Sono tali e tanti i tentacoli della piovra che
individuarne i nuclei è tutt'altro che facile. Devo candidamente confessare
che non so qual è la soluzione. Ma se ci fosse più attenzione, da parte di
tutti, al comportamento di questa e di altre grandi organizzazioni che
controllano le leve dei sistemi di comunicazione (cioè il tessuto vitale della
società e dell'economia) e se il problema fosse affrontato in modo non
genericamente ostile (nessuno, credo, vuole "ammazzare" la Telecom)

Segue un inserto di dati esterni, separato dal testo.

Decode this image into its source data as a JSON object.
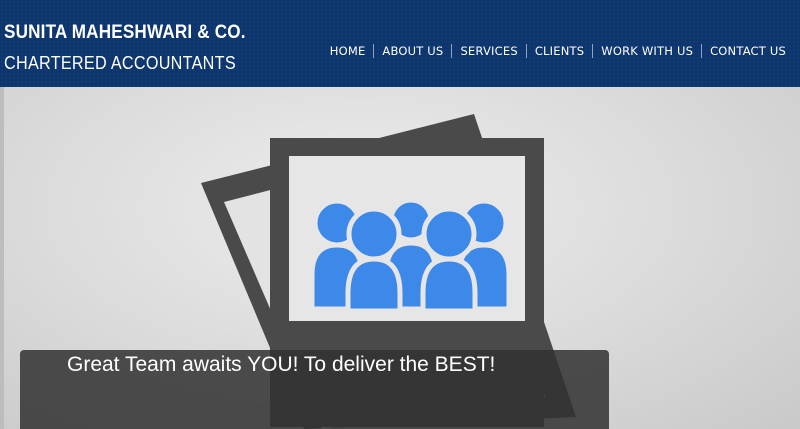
{
  "header": {
    "logo_line1": "SUNITA MAHESHWARI & CO.",
    "logo_line2": "CHARTERED ACCOUNTANTS",
    "background_color": "#0d356e"
  },
  "nav": {
    "items": [
      {
        "label": "HOME"
      },
      {
        "label": "ABOUT US"
      },
      {
        "label": "SERVICES"
      },
      {
        "label": "CLIENTS"
      },
      {
        "label": "WORK WITH US"
      },
      {
        "label": "CONTACT US"
      }
    ]
  },
  "hero": {
    "image_icon": "team-photo-icon",
    "icon_color": "#3d89ea",
    "frame_color": "#4a4a4a",
    "caption": "Great Team awaits YOU! To deliver the BEST!"
  }
}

né superficiale e frammentario, ma con un'analisi un po' più
approfondita... credo che riusciremmo, un po' per volta, a ottenere qualche
risultato. È un sogno? Forse. Ma se non ci concediamo il lusso di sognare un po',
e se non tentiamo mai di guardare oltre il recinto del nostro giardino,
difficilmente usciremo dalla prigione, dall'intrico di piccoli o grandi abusi,
in cui siamo un po' troppo abituati a vivere.